In a sense, football is a series of individual one-on-one fights designed to win a collective battle. Offensive and defensive linemen match brute strength, while cornerbacks and wide receivers decide who can jump higher and run faster.

That’s why even the most minor edge in training is vital, and it perhaps explains why in recent years NFL players have started to do something creative. Led primarily by Jay Glazer, elite players like Jared Allen have done MMA training as part of their offseason routine.

Saints middle linebacker Jonathan Vilma–the defensive rookie of the year in 2004–hasn’t branched into MMA training yet, but he presumably has some insight about the growth of MMA training among his peers. That was a safe assumption for two reasons: he’s a huge fight fan (or so we heard), and he just signed on to endorse JACO Training Apparel, which has a line of MMA-specific clothing, and has former UFC light heavyweight champion Rashad Evans serving as a fellow ambassador.

But instead of just assuming that Vilma knows what he’s talking about, we had a novel idea. We should talk to him over the telephone, and document his answers after we asked questions.

In journalistic terms, we’re told this is an interview, and after we talked training, MMA, and some football, we learned that if he’s ever given the chance, Vilma would take the Lombardi Trophy out for a date.

What are your main training methods right now, and are your workouts similar to those done by MMA fighters?

I go down to the University of Miami in the offseason and do a combination of speed and endurance training. It’s not quite the same training that MMA guys go through, because I’m more about being explosive, and being able to maintain my explosion over a long period of time. I’m a big MMA fan, though, and I respect the way they train because I know it’s tough as hell.

What do you see in common between the ideal MMA body, and the ideal NFL body?

I’m looking at the top guys in the MMA right now, and longer limbs and longer extremities allow them to really keep their opponents at a distance with their length. At the same time, if they do get close you can see that they’re able to physically take over with a submission.

It’s about being longer and taller, and it’s almost like a 6’10″ receiver going against a 5’10″ cornerback. You throw the ball up, and naturally you expect the receiver to get it because of his ability, and because he’s a longer person.

Patrick Willis is among the NFL players who have done MMA training. Do you see any specific benefits for your position?

For my position I’d look at endurance. You’re talking about three five-minute bouts in the UFC, and on any given play I’m either running down the field, or I’m taking on 300-pound guys and tackling someone, so I need to be at that top-level endurance as well.

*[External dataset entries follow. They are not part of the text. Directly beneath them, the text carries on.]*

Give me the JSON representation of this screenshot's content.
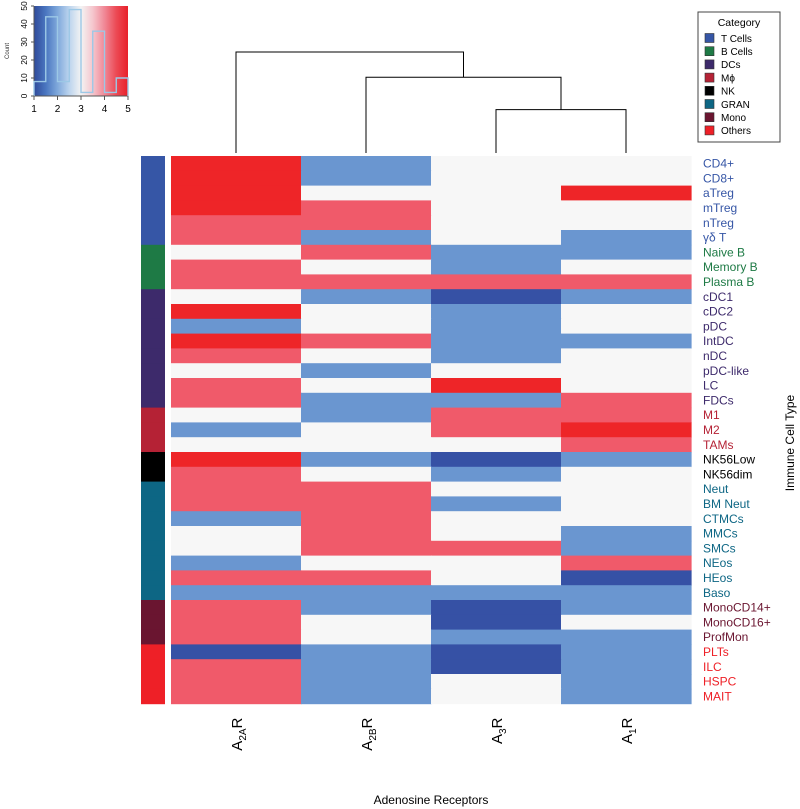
{
  "chart_data": {
    "type": "heatmap",
    "xlabel": "Adenosine Receptors",
    "ylabel": "Immune Cell Type",
    "columns": [
      {
        "base": "A",
        "sub": "2A",
        "tail": "R"
      },
      {
        "base": "A",
        "sub": "2B",
        "tail": "R"
      },
      {
        "base": "A",
        "sub": "3",
        "tail": "R"
      },
      {
        "base": "A",
        "sub": "1",
        "tail": "R"
      }
    ],
    "rows": [
      "CD4+",
      "CD8+",
      "aTreg",
      "mTreg",
      "nTreg",
      "γδ T",
      "Naive B",
      "Memory B",
      "Plasma B",
      "cDC1",
      "cDC2",
      "pDC",
      "IntDC",
      "nDC",
      "pDC-like",
      "LC",
      "FDCs",
      "M1",
      "M2",
      "TAMs",
      "NK56Low",
      "NK56dim",
      "Neut",
      "BM Neut",
      "CTMCs",
      "MMCs",
      "SMCs",
      "NEos",
      "HEos",
      "Baso",
      "MonoCD14+",
      "MonoCD16+",
      "ProfMon",
      "PLTs",
      "ILC",
      "HSPC",
      "MAIT"
    ],
    "row_category": [
      0,
      0,
      0,
      0,
      0,
      0,
      1,
      1,
      1,
      2,
      2,
      2,
      2,
      2,
      2,
      2,
      2,
      3,
      3,
      3,
      4,
      4,
      5,
      5,
      5,
      5,
      5,
      5,
      5,
      5,
      6,
      6,
      6,
      7,
      7,
      7,
      7
    ],
    "values": [
      [
        5,
        2,
        1,
        1
      ],
      [
        5,
        2,
        1,
        1
      ],
      [
        5,
        1,
        1,
        5
      ],
      [
        5,
        4,
        1,
        1
      ],
      [
        4,
        4,
        1,
        1
      ],
      [
        4,
        2,
        1,
        2
      ],
      [
        1,
        4,
        2,
        2
      ],
      [
        4,
        1,
        2,
        1
      ],
      [
        4,
        4,
        4,
        4
      ],
      [
        1,
        2,
        3,
        2
      ],
      [
        5,
        1,
        2,
        1
      ],
      [
        2,
        1,
        2,
        1
      ],
      [
        5,
        4,
        2,
        2
      ],
      [
        4,
        1,
        2,
        1
      ],
      [
        1,
        2,
        1,
        1
      ],
      [
        4,
        1,
        5,
        1
      ],
      [
        4,
        2,
        2,
        4
      ],
      [
        1,
        2,
        4,
        4
      ],
      [
        2,
        1,
        4,
        5
      ],
      [
        1,
        1,
        1,
        4
      ],
      [
        5,
        2,
        3,
        2
      ],
      [
        4,
        1,
        2,
        1
      ],
      [
        4,
        4,
        1,
        1
      ],
      [
        4,
        4,
        2,
        1
      ],
      [
        2,
        4,
        1,
        1
      ],
      [
        1,
        4,
        1,
        2
      ],
      [
        1,
        4,
        4,
        2
      ],
      [
        2,
        1,
        1,
        4
      ],
      [
        4,
        4,
        1,
        3
      ],
      [
        2,
        2,
        2,
        2
      ],
      [
        4,
        2,
        3,
        2
      ],
      [
        4,
        1,
        3,
        1
      ],
      [
        4,
        1,
        2,
        2
      ],
      [
        3,
        2,
        3,
        2
      ],
      [
        4,
        2,
        3,
        2
      ],
      [
        4,
        2,
        1,
        2
      ],
      [
        4,
        2,
        1,
        2
      ]
    ],
    "value_colors": {
      "1": "#F7F7F7",
      "2": "#6A96D0",
      "3": "#3651A5",
      "4": "#F05A6A",
      "5": "#EE2528"
    },
    "color_key": {
      "ticks": [
        "1",
        "2",
        "3",
        "4",
        "5"
      ],
      "yticks": [
        "0",
        "10",
        "20",
        "30",
        "40",
        "50"
      ],
      "ylabel": "Count",
      "range": [
        1,
        5
      ],
      "count_max": 50,
      "gradient": [
        "#2F4A9A",
        "#4A76C0",
        "#7FA8DB",
        "#BCD4EE",
        "#F3F3F3",
        "#F5C6CD",
        "#F08896",
        "#EC4A55",
        "#E8202A"
      ],
      "histogram": [
        8,
        44,
        8,
        48,
        2,
        36,
        2,
        10
      ]
    },
    "legend": {
      "title": "Category",
      "position": "top-right",
      "entries": [
        {
          "label": "T Cells",
          "color": "#3656A6"
        },
        {
          "label": "B Cells",
          "color": "#1E7A45"
        },
        {
          "label": "DCs",
          "color": "#3D2A6B"
        },
        {
          "label": "Mϕ",
          "color": "#B52235"
        },
        {
          "label": "NK",
          "color": "#000000"
        },
        {
          "label": "GRAN",
          "color": "#0D6684"
        },
        {
          "label": "Mono",
          "color": "#6A1530"
        },
        {
          "label": "Others",
          "color": "#EE2027"
        }
      ]
    },
    "dendrogram": {
      "merges": [
        [
          2,
          3
        ],
        [
          1,
          "m0"
        ],
        [
          0,
          "m1"
        ]
      ],
      "heights": [
        0.43,
        0.75,
        1.0
      ]
    }
  }
}
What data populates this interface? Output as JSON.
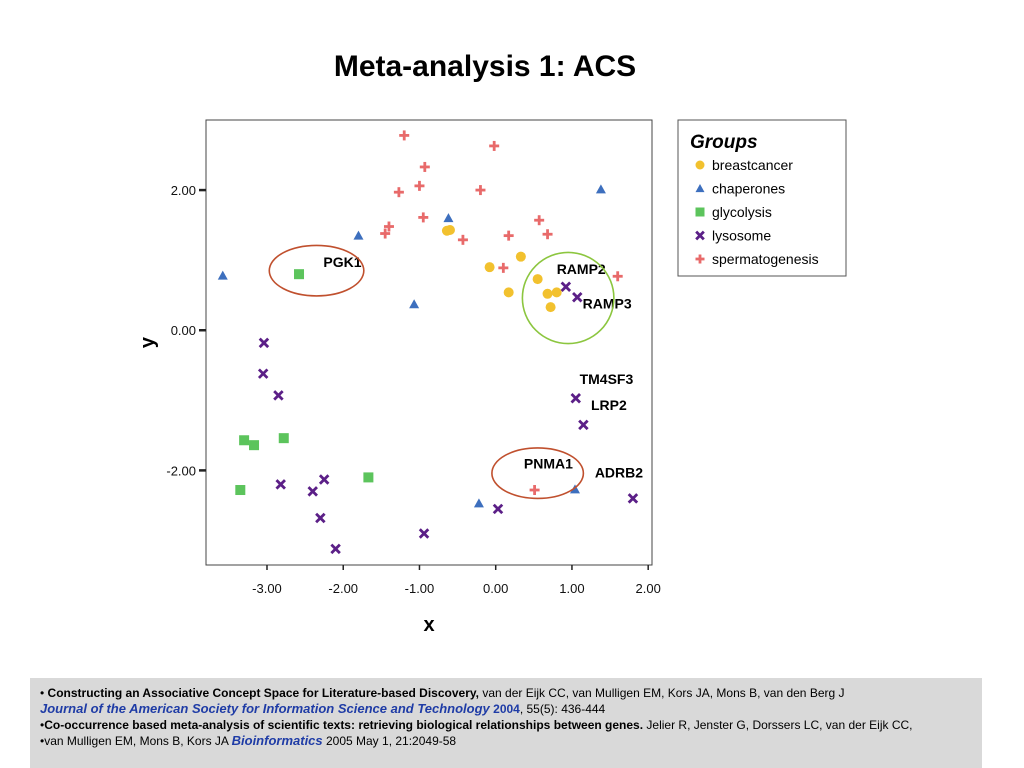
{
  "page": {
    "title": "Meta-analysis 1: ACS"
  },
  "chart_data": {
    "type": "scatter",
    "xlabel": "x",
    "ylabel": "y",
    "xlim": [
      -3.8,
      2.05
    ],
    "ylim": [
      -3.35,
      3.0
    ],
    "xticks": [
      -3.0,
      -2.0,
      -1.0,
      0.0,
      1.0,
      2.0
    ],
    "xtick_labels": [
      "-3.00",
      "-2.00",
      "-1.00",
      "0.00",
      "1.00",
      "2.00"
    ],
    "yticks": [
      2.0,
      0.0,
      -2.0
    ],
    "ytick_labels": [
      "2.00",
      "0.00",
      "-2.00"
    ],
    "legend": {
      "title": "Groups",
      "position": "top-right"
    },
    "series": [
      {
        "name": "breastcancer",
        "marker": "circle",
        "color": "#f2c12e",
        "points": [
          [
            -0.6,
            1.43
          ],
          [
            -0.64,
            1.42
          ],
          [
            -0.08,
            0.9
          ],
          [
            0.33,
            1.05
          ],
          [
            0.55,
            0.73
          ],
          [
            0.17,
            0.54
          ],
          [
            0.68,
            0.52
          ],
          [
            0.8,
            0.54
          ],
          [
            0.72,
            0.33
          ]
        ]
      },
      {
        "name": "chaperones",
        "marker": "triangle",
        "color": "#3d6fbe",
        "points": [
          [
            -3.58,
            0.78
          ],
          [
            -1.8,
            1.35
          ],
          [
            -0.62,
            1.6
          ],
          [
            1.38,
            2.01
          ],
          [
            -1.07,
            0.37
          ],
          [
            -0.22,
            -2.47
          ],
          [
            1.04,
            -2.27
          ]
        ]
      },
      {
        "name": "glycolysis",
        "marker": "square",
        "color": "#5cc45c",
        "points": [
          [
            -2.58,
            0.8
          ],
          [
            -3.3,
            -1.57
          ],
          [
            -3.17,
            -1.64
          ],
          [
            -2.78,
            -1.54
          ],
          [
            -3.35,
            -2.28
          ],
          [
            -1.67,
            -2.1
          ]
        ]
      },
      {
        "name": "lysosome",
        "marker": "x",
        "color": "#5b1f87",
        "points": [
          [
            -3.04,
            -0.18
          ],
          [
            -3.05,
            -0.62
          ],
          [
            -2.85,
            -0.93
          ],
          [
            -2.82,
            -2.2
          ],
          [
            -2.25,
            -2.13
          ],
          [
            -2.4,
            -2.3
          ],
          [
            -2.3,
            -2.68
          ],
          [
            -2.1,
            -3.12
          ],
          [
            -0.94,
            -2.9
          ],
          [
            0.03,
            -2.55
          ],
          [
            0.92,
            0.62
          ],
          [
            1.07,
            0.47
          ],
          [
            1.05,
            -0.97
          ],
          [
            1.15,
            -1.35
          ],
          [
            1.8,
            -2.4
          ]
        ]
      },
      {
        "name": "spermatogenesis",
        "marker": "plus",
        "color": "#e86a6a",
        "points": [
          [
            -1.2,
            2.78
          ],
          [
            -0.02,
            2.63
          ],
          [
            -0.93,
            2.33
          ],
          [
            -1.0,
            2.06
          ],
          [
            -1.27,
            1.97
          ],
          [
            -0.2,
            2.0
          ],
          [
            -0.95,
            1.61
          ],
          [
            0.57,
            1.57
          ],
          [
            -1.4,
            1.48
          ],
          [
            -1.45,
            1.38
          ],
          [
            0.17,
            1.35
          ],
          [
            0.68,
            1.37
          ],
          [
            -0.43,
            1.29
          ],
          [
            0.1,
            0.89
          ],
          [
            1.6,
            0.77
          ],
          [
            0.51,
            -2.28
          ]
        ]
      }
    ],
    "annotations": [
      {
        "label": "PGK1",
        "x": -2.26,
        "y": 0.9
      },
      {
        "label": "RAMP2",
        "x": 0.8,
        "y": 0.8
      },
      {
        "label": "RAMP3",
        "x": 1.14,
        "y": 0.31
      },
      {
        "label": "TM4SF3",
        "x": 1.1,
        "y": -0.77
      },
      {
        "label": "LRP2",
        "x": 1.25,
        "y": -1.14
      },
      {
        "label": "PNMA1",
        "x": 0.37,
        "y": -1.97
      },
      {
        "label": "ADRB2",
        "x": 1.3,
        "y": -2.1
      }
    ],
    "highlight_ellipses": [
      {
        "around": "PGK1",
        "cx": -2.35,
        "cy": 0.85,
        "rx": 0.62,
        "ry": 0.36,
        "color": "#c0502e"
      },
      {
        "around": "RAMP2/RAMP3",
        "cx": 0.95,
        "cy": 0.46,
        "rx": 0.6,
        "ry": 0.65,
        "color": "#8cc63f"
      },
      {
        "around": "PNMA1",
        "cx": 0.55,
        "cy": -2.04,
        "rx": 0.6,
        "ry": 0.36,
        "color": "#c0502e"
      }
    ]
  },
  "references": {
    "ref1": {
      "bullet": "•",
      "title": "Constructing an Associative Concept Space for Literature-based Discovery,",
      "authors": "van der Eijk CC, van Mulligen EM, Kors JA, Mons B, van den Berg J",
      "journal": "Journal of the American Society for Information Science and Technology",
      "year": "2004",
      "details": ", 55(5): 436-444"
    },
    "ref2": {
      "bullet": "•",
      "title": "Co-occurrence based meta-analysis of scientific texts: retrieving biological relationships between genes.",
      "authors_line1": "Jelier R, Jenster G, Dorssers LC, van der Eijk CC,",
      "authors_line2": "•van Mulligen EM, Mons B, Kors JA",
      "journal": "Bioinformatics",
      "details": "2005 May 1, 21:2049-58"
    }
  }
}
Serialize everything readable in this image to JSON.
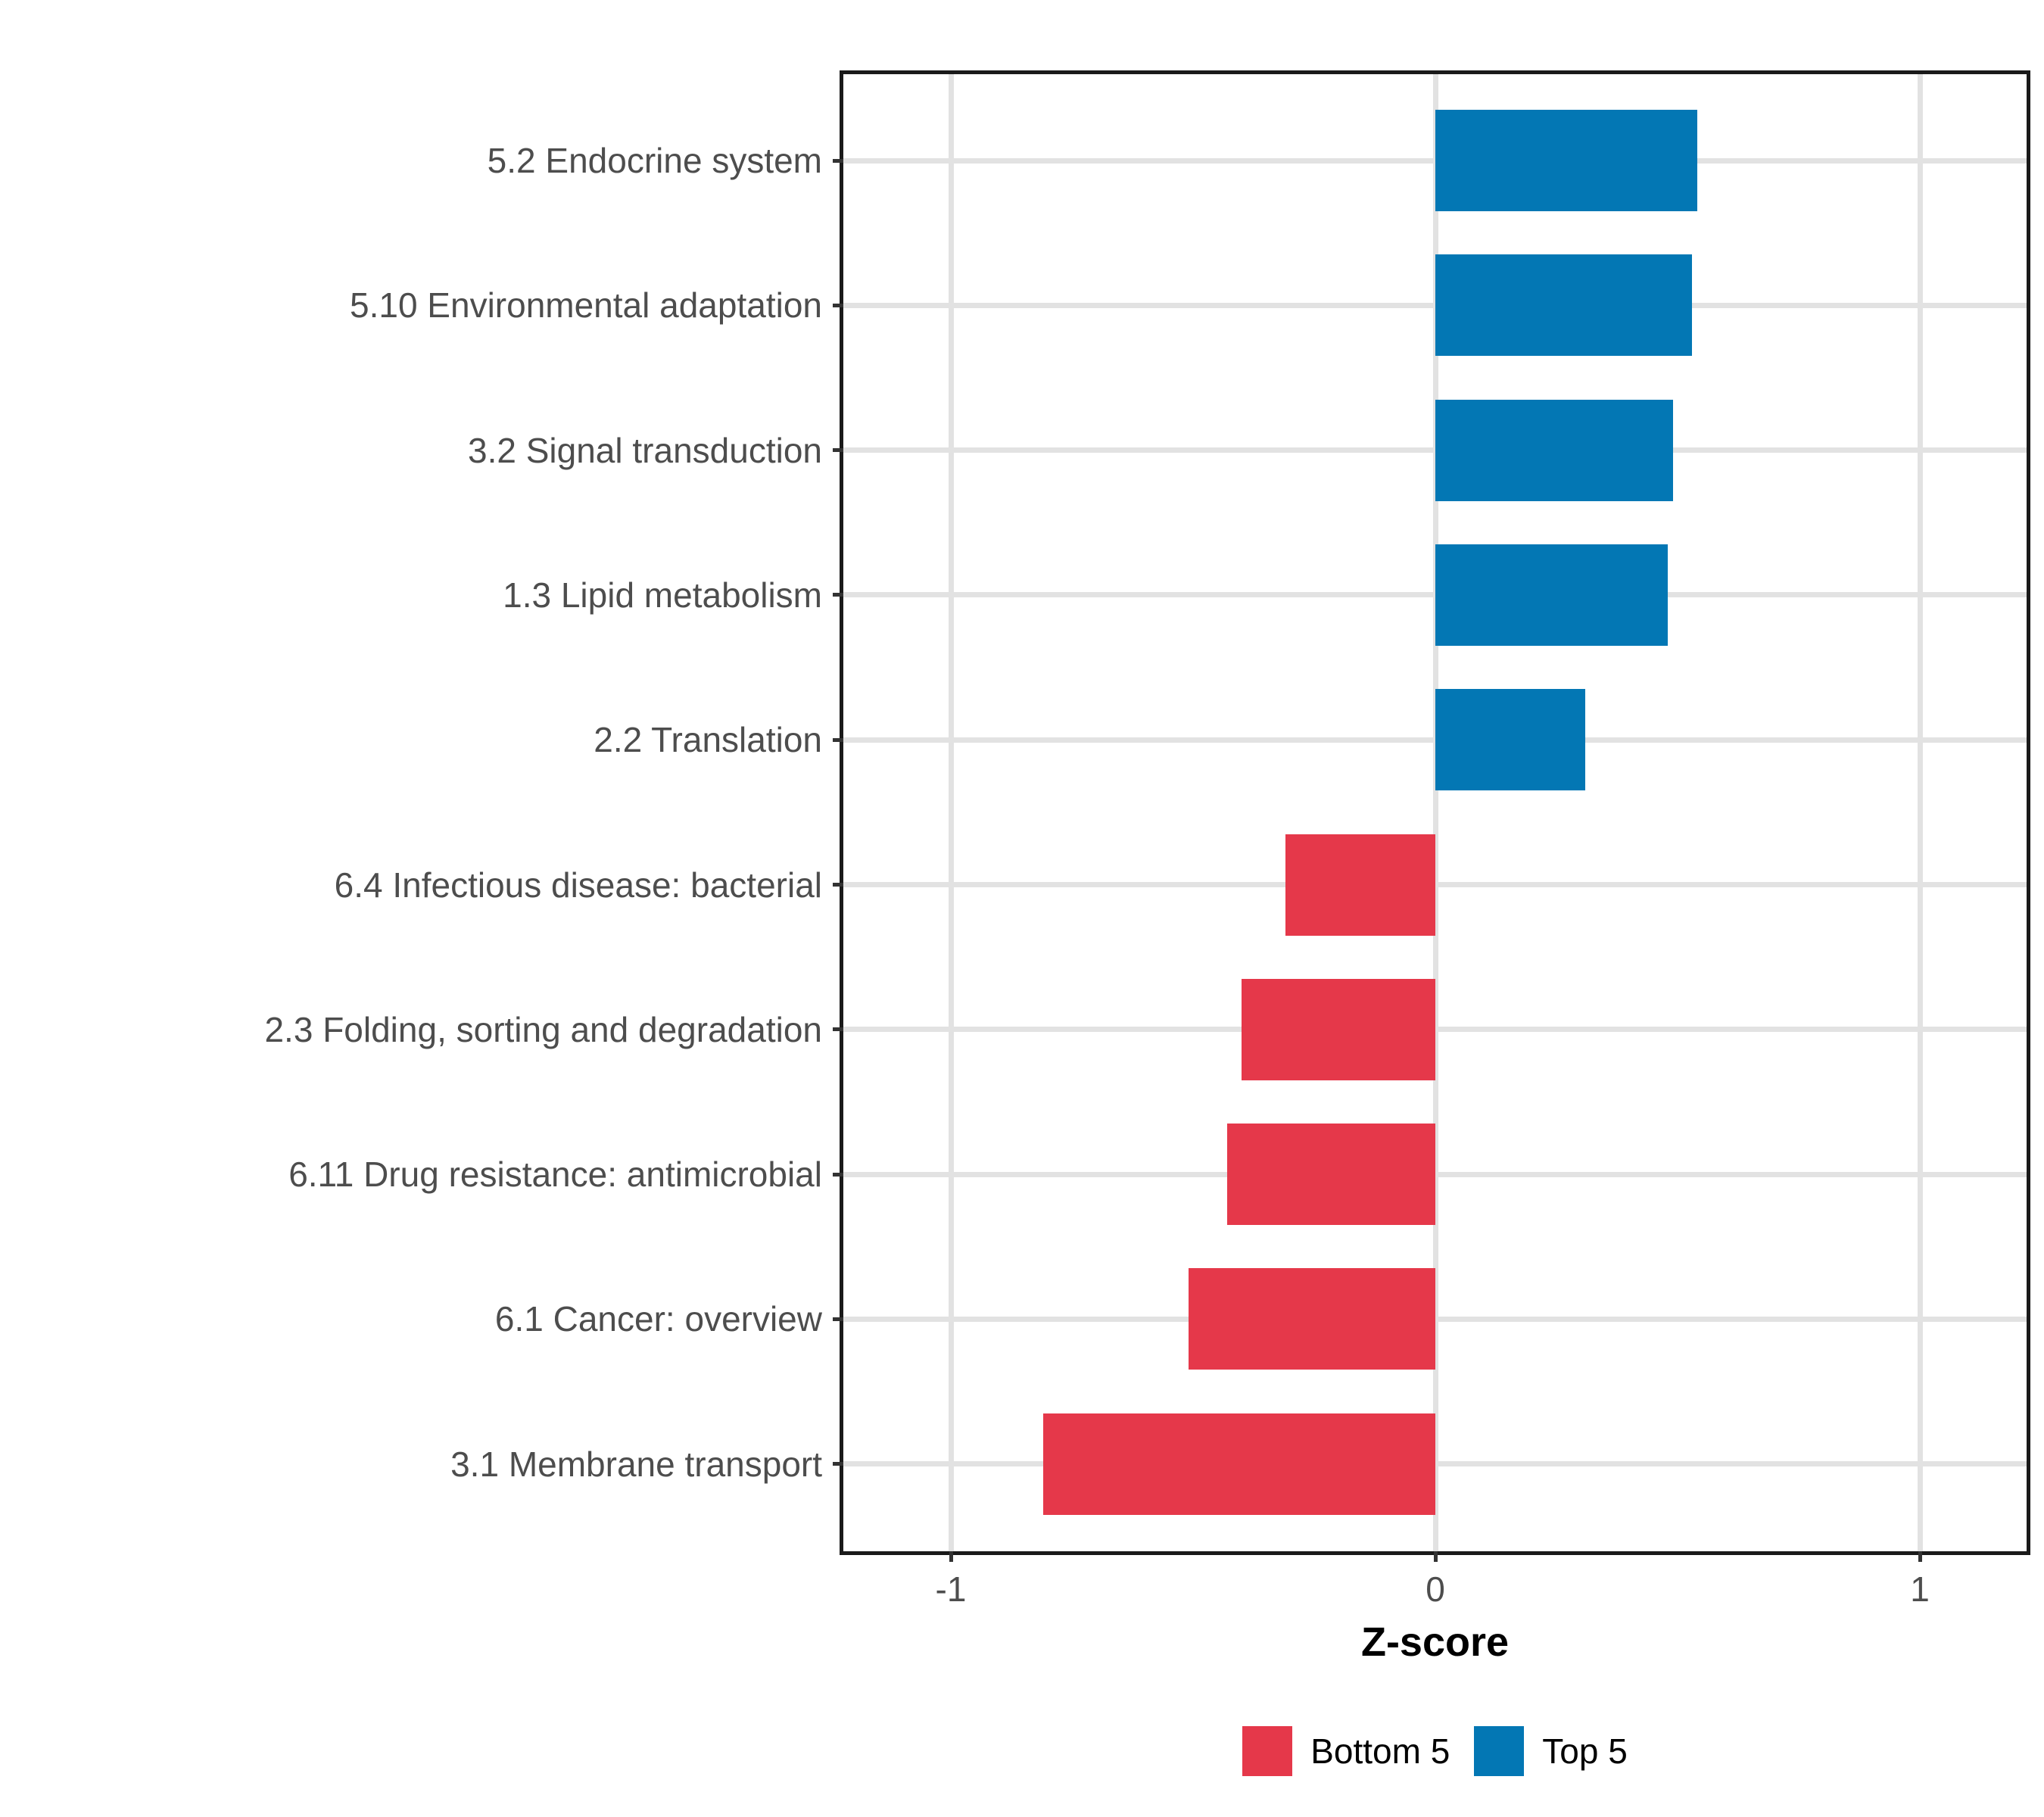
{
  "figure": {
    "background": "#FFFFFF"
  },
  "chart_data": {
    "type": "bar",
    "orientation": "horizontal",
    "title": "",
    "xlabel": "Z-score",
    "ylabel": "",
    "xlim": [
      -1.22,
      1.22
    ],
    "x_ticks": [
      -1,
      0,
      1
    ],
    "x_tick_labels": [
      "-1",
      "0",
      "1"
    ],
    "grid": "major-only",
    "legend_position": "bottom",
    "categories": [
      "5.2 Endocrine system",
      "5.10 Environmental adaptation",
      "3.2 Signal transduction",
      "1.3 Lipid metabolism",
      "2.2 Translation",
      "6.4 Infectious disease: bacterial",
      "2.3 Folding, sorting and degradation",
      "6.11 Drug resistance: antimicrobial",
      "6.1 Cancer: overview",
      "3.1 Membrane transport"
    ],
    "values": [
      0.54,
      0.53,
      0.49,
      0.48,
      0.31,
      -0.31,
      -0.4,
      -0.43,
      -0.51,
      -0.81
    ],
    "groups": [
      "Top 5",
      "Top 5",
      "Top 5",
      "Top 5",
      "Top 5",
      "Bottom 5",
      "Bottom 5",
      "Bottom 5",
      "Bottom 5",
      "Bottom 5"
    ],
    "colors": {
      "Top 5": "#0377B4",
      "Bottom 5": "#E5384A"
    }
  },
  "axis_style": {
    "grid_color": "#E2E2E2",
    "border_color": "#1A1A1A",
    "tick_color": "#333333",
    "tick_label_color": "#4D4D4D"
  },
  "legend": {
    "items": [
      {
        "label": "Bottom 5",
        "color": "#E5384A"
      },
      {
        "label": "Top 5",
        "color": "#0377B4"
      }
    ]
  }
}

You mentioned that you’ve been a big MMA fan for a while. How did you get into the sport?

I’ve been following for about four or five years now. I just remember watching it and thinking ‘this is pretty cool,’ and then trying to learn the nuances of the fighters, and their styles and techniques.

As both a fan and an athlete, do you see a connection between MMA fighting and football?

There are direct parallels in the mental and physical battle. You see guys who mentally beat themselves before the fight even starts, and you see other guys who are just so tough mentally that they’re able to push themselves and win the fight. In the ebb and flow of a football game, you have to be tough enough for long enough to win the game.

Now let’s do something you’ve never done before in an interview: talk about football. Who’s the toughest running back to defend?

I can’t give it to one guy in particular, but those fast guys really scare me. Speed kills, so guys like Adrian Peterson, Chris Johnson, and DeAngelo Williams are scary, because if you take one false step, they’re out of the gate for a touchdown.

With the bigger guys, if you take that false step you can still run them down five, ten, or 20 yards later. But those fast guys, they put points on the board quickly.

So Darren Sproles, a player who you’re now facing in practice daily, must be pretty intimidating too then.

Oh yeah. I love him on Sundays, but I hate him during the week.

Your position is clearly important in terms of stopping the run, but you also relay the play calls from the sidelines from defensive coordinator Gregg Williams. Do you have full freedom to call audibles and adjust before the snap?

I’ll get the call from [Williams], and then I’m allowed the freedom to work. If I see something and we’re in a bad alignment or we should be in a better defense based on what the offense is running, I can easily check into and out of plays.

Lastly, your defensive play contributed to the Saints’ Super Bowl win two years ago. Hockey is kind of a big deal up here in Canada, and each year the NHL allows every player on the Stanley Cup-winning team to do whatever they want with the sport’s most coveted trophy for a day. If the NFL did the same thing with the Lomdardi Trophy, what would you do with it?

First thing’s first: I’d definitely sleep with it. Then I think I’d take it on a date.

A date? So you’d take it to dinner?

Yeah, we’d go to dinner, and we’d have a great time at dinner.

What restaurant would you go to?

I don’t know, but we’d definitely want to be seen. I’d have to take it to a few hot spots, and make sure everyone sees me and my date.